On Motivation and Choice

On Motivation and Choice

If you haven’t come across Taylor Mali’s words yet you are missing out. In 2007 he performed spoken word poetry that went viral on YouTube. In it he criticizes his generation for speaking in question marks and failing to commit to anything. He ends by saying “it is not enough these days to simply question authority, you have to speak with it to.”

What has changed since then? For any of us that have children or work with young people it may seem they are as disengaged as ever. They stare at their screens, still speak in riddles and grunts and spend their time using social media we don’t always seem to understand. But just because it is not always apparent how they connect it does not mean they are not doing it.

Some of our young people have mobilized and fought for change in the last few years. Technology has made it easier to get behind a cause, organize, spread information (and misinformation) and join a movement. The best example of a teen-led movement has been March for Our Lives, founded after the tragic shooting in Parkland, Marjory Stoneman Douglas High School to address gun violence. According to their website:

Millions came together for the largest global protest in history to remind the world that young people have the power to drive real change. Every day since March 24th, 2018, we have been expanding our coalitions and working with new advocates in order to create a movement that ends the violence and elects morally just leaders into office. We will not stop our advocacy until we see the change we demand.

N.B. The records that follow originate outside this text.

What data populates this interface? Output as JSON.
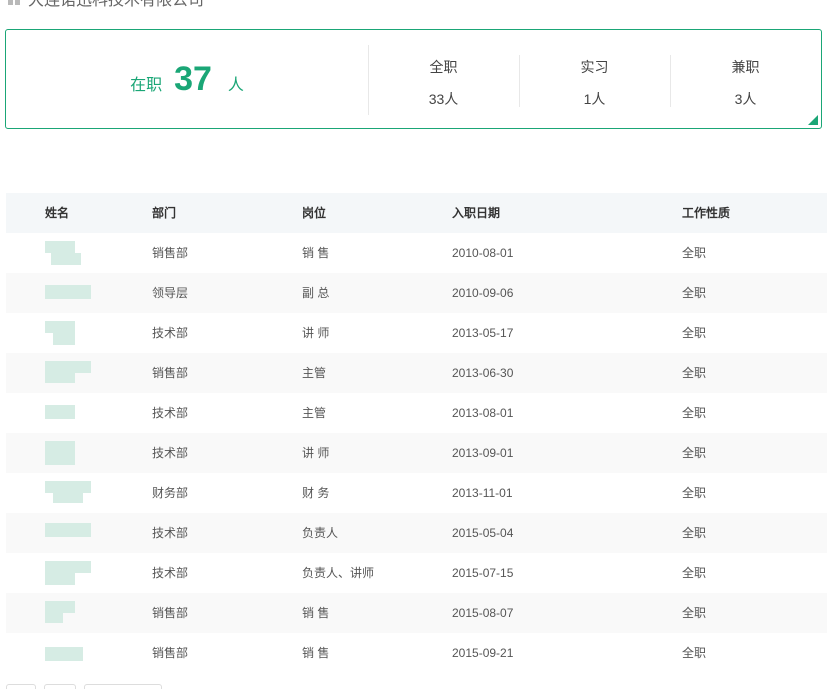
{
  "company": {
    "name": "大连诺迅科技术有限公司"
  },
  "summary": {
    "label": "在职",
    "count": "37",
    "unit": "人",
    "stats": [
      {
        "name": "全职",
        "value": "33人"
      },
      {
        "name": "实习",
        "value": "1人"
      },
      {
        "name": "兼职",
        "value": "3人"
      }
    ],
    "accent_color": "#1aa676"
  },
  "table": {
    "headers": {
      "name": "姓名",
      "dept": "部门",
      "position": "岗位",
      "date": "入职日期",
      "type": "工作性质"
    },
    "rows": [
      {
        "dept": "销售部",
        "position": "销 售",
        "date": "2010-08-01",
        "type": "全职"
      },
      {
        "dept": "领导层",
        "position": "副 总",
        "date": "2010-09-06",
        "type": "全职"
      },
      {
        "dept": "技术部",
        "position": "讲 师",
        "date": "2013-05-17",
        "type": "全职"
      },
      {
        "dept": "销售部",
        "position": "主管",
        "date": "2013-06-30",
        "type": "全职"
      },
      {
        "dept": "技术部",
        "position": "主管",
        "date": "2013-08-01",
        "type": "全职"
      },
      {
        "dept": "技术部",
        "position": "讲 师",
        "date": "2013-09-01",
        "type": "全职"
      },
      {
        "dept": "财务部",
        "position": "财 务",
        "date": "2013-11-01",
        "type": "全职"
      },
      {
        "dept": "技术部",
        "position": "负责人",
        "date": "2015-05-04",
        "type": "全职"
      },
      {
        "dept": "技术部",
        "position": "负责人、讲师",
        "date": "2015-07-15",
        "type": "全职"
      },
      {
        "dept": "销售部",
        "position": "销 售",
        "date": "2015-08-07",
        "type": "全职"
      },
      {
        "dept": "销售部",
        "position": "销 售",
        "date": "2015-09-21",
        "type": "全职"
      }
    ]
  }
}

In many colleges today students are bombarded by causes to stand for and injustice to fight. Our world is full of beauty but also needs a lot of mending. So how do they choose? Well many don’t. It has become so easy to like a post or share a photo that activism has been reduced for many to something that is now called ‘Slacktivism’. This is a pejorative term for showing support for a cause in the most convenient way with actions that have little effect other than to make the person doing it feel satisfied that they have contributed. To be less cynical, maybe it is difficult to have an impact when there are so many paths to choose from. To truly make a mark you must choose one thing and stick to it. This can be an excruciating choice in a world that is constantly showing us more and more things we should care about. How do you know you are investing in the right path?

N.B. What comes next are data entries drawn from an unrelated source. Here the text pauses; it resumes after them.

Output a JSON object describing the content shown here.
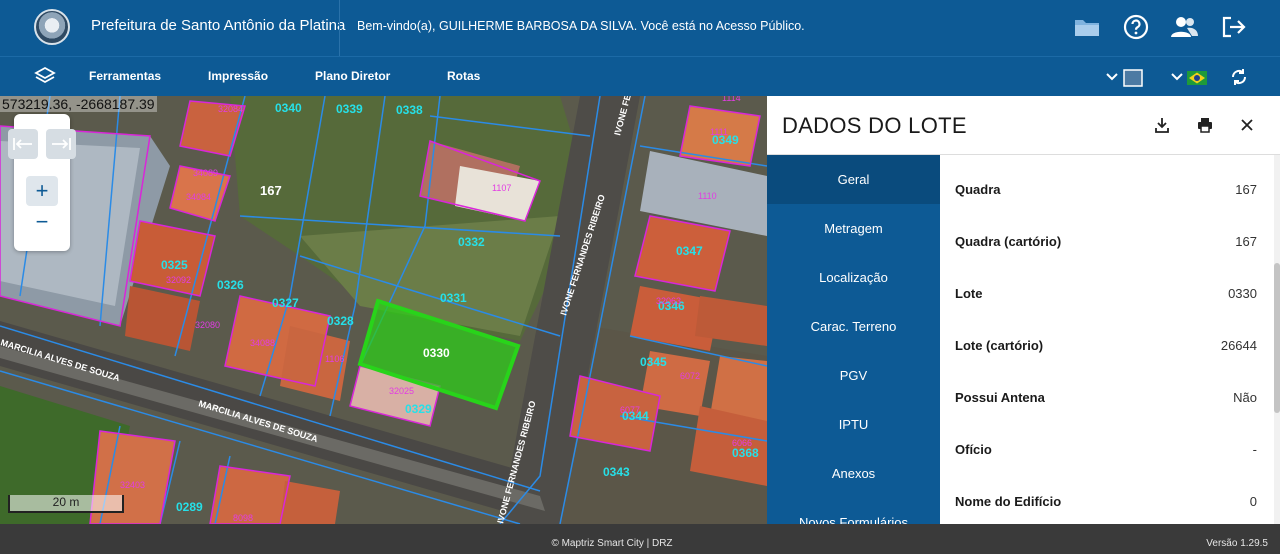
{
  "header": {
    "app_title": "Prefeitura de Santo Antônio da Platina",
    "welcome": "Bem-vindo(a), GUILHERME BARBOSA DA SILVA. Você está no Acesso Público.",
    "icons": [
      "folder-icon",
      "help-icon",
      "users-icon",
      "logout-icon"
    ]
  },
  "nav": {
    "items": [
      "Ferramentas",
      "Impressão",
      "Plano Diretor",
      "Rotas"
    ]
  },
  "map": {
    "coordinates": "573219.36, -2668187.39",
    "scale_label": "20 m",
    "zoom_in": "+",
    "zoom_out": "−",
    "street_labels": [
      "MARCILIA ALVES DE SOUZA",
      "MARCILIA ALVES DE SOUZA",
      "IVONE FERNANDES RIBEIRO",
      "IVONE FERNANDES RIBEIRO",
      "IVONE FERNANDES RIBEIRO"
    ],
    "block_label": "167",
    "lot_labels": [
      {
        "id": "0340"
      },
      {
        "id": "0339"
      },
      {
        "id": "0338"
      },
      {
        "id": "0332"
      },
      {
        "id": "0331"
      },
      {
        "id": "0330"
      },
      {
        "id": "0329"
      },
      {
        "id": "0328"
      },
      {
        "id": "0327"
      },
      {
        "id": "0326"
      },
      {
        "id": "0325"
      },
      {
        "id": "0289"
      },
      {
        "id": "0349"
      },
      {
        "id": "0347"
      },
      {
        "id": "0346"
      },
      {
        "id": "0345"
      },
      {
        "id": "0344"
      },
      {
        "id": "0343"
      },
      {
        "id": "0368"
      }
    ],
    "building_labels": [
      "32084",
      "34089",
      "34084",
      "32092",
      "32080",
      "34088",
      "1106",
      "32025",
      "1107",
      "1111",
      "1110",
      "6072",
      "6077",
      "6066",
      "32063",
      "8098",
      "32403",
      "1114"
    ]
  },
  "panel": {
    "title": "DADOS DO LOTE",
    "tabs": [
      "Geral",
      "Metragem",
      "Localização",
      "Carac. Terreno",
      "PGV",
      "IPTU",
      "Anexos",
      "Novos Formulários"
    ],
    "active_tab": "Geral",
    "fields": [
      {
        "label": "Quadra",
        "value": "167"
      },
      {
        "label": "Quadra (cartório)",
        "value": "167"
      },
      {
        "label": "Lote",
        "value": "0330"
      },
      {
        "label": "Lote (cartório)",
        "value": "26644"
      },
      {
        "label": "Possui Antena",
        "value": "Não"
      },
      {
        "label": "Ofício",
        "value": "-"
      },
      {
        "label": "Nome do Edifício",
        "value": "0"
      }
    ]
  },
  "footer": {
    "credit": "© Maptriz Smart City | DRZ",
    "version": "Versão 1.29.5"
  },
  "colors": {
    "primary": "#0d5a95",
    "selected_lot": "#2ecc1a",
    "lot_outline": "#2b8be6",
    "building_outline": "#d926d9"
  }
}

Avram Alpert recently wrote an article titled “The Good Enough Life” putting a spotlight on the notion that making a choice might be more important than making the best choice. It is about living with contradictions and ambiguity. He makes the case that if we ever achieve a balance with each other and with the natural world “it will not be because we have achieved greatness, but because we have recognized that none of them are achievable until greatness itself is forgotten.”

In the many discussion gap students have here at Glen Brook it is all too easy to get lost in thought. What is the ‘right way’ to preserve the natural world? What is the ‘best’ system for living together and engaging with each other? Teens love exploring possibilities but like many of us have trouble making concrete statements about their core values and belief. Everything is important, everyone has all the rights and all of the world must be in harmony, animals, nature and human.

It is in living together in a house, sharing meals, planning together, cleaning, cooking, snoring at night where they learn to make ‘good enough’ choices. Choosing personal projects or an apprenticeship, making choices in the moment when camping or hiking forces them to develop the important skill of making a choice and sticking to it. Having to make real life choices, confront each other and the world in genuine ways, helps us develop the ability to navigate the grey areas and choose. Not to make the best choice, but to make a ‘good enough’ choice and to see it through.